The influence of the tumor microenvironment extends beyond leukemia; It has also been a subject of exploration in lymphomas, as elucidated in yesterday’s session, Lymphomas: Translational – Non-Genetic: Illuminating the Tumor Microenvironment and Immune Landscape in Lymphoma. 

For those eager to delve further, we recommend reviewing Single Cell Omics and High-Resolution Imaging to Unravel the Role of the Niche in Stress and Ageing Hematopoiesis, part of yesterday’s Scientific Program.
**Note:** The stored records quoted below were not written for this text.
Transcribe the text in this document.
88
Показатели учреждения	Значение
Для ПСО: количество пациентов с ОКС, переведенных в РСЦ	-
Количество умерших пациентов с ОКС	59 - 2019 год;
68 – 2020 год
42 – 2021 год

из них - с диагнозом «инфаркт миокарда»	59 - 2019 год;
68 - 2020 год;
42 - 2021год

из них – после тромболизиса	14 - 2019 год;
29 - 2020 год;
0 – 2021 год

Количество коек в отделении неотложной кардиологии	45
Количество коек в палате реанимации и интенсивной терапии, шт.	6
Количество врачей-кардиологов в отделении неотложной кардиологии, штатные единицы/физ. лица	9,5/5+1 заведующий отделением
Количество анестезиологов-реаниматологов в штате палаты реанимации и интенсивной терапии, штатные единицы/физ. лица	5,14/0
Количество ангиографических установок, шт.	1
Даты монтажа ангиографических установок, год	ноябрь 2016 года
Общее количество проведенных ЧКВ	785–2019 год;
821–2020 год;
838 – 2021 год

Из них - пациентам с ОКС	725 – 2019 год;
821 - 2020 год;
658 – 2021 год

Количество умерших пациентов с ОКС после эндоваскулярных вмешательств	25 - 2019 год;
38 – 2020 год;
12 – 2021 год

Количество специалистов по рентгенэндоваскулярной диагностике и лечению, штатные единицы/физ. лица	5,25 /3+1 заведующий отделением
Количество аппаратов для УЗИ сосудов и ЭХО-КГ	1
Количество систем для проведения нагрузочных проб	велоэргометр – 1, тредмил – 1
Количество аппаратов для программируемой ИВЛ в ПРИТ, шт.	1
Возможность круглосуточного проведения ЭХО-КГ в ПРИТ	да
This program spotlighted the utilization of single-cell omics and various newly developed imaging technologies, fundamentally shedding light on the role of the bone marrow niche during inflammation and aging. 

In conclusion, the above-mentioned sessions collectively help crack the cancer code through a closer examination of the evidence at the “scene of the crime” (i.e., the bone marrow niche), as well as the suspects and accomplices (code-named stem cells), bringing us one step closer to unlocking the mystery of cancer stem cells and associated hematologic neoplasms.  

References 

1 Lin, TL, Perry, JM, He, X., et al, L., 2017. Treatment with low-dose daunorubicin reduces the number of leukemia stem cells in patients with relapsed/refractory acute myeloid leukemia. Blood. 2017:130, p.1336. 

2 Wang, C., Nistala, R., Cao, M., et al. Dipeptidylpeptidase 4 promotes survival and stemness of acute myeloid leukemia stem cells. Cell Reports. 2023:42(2). 

Drs. Rafae and Al Hadidi indicated no relevant conflicts of interest.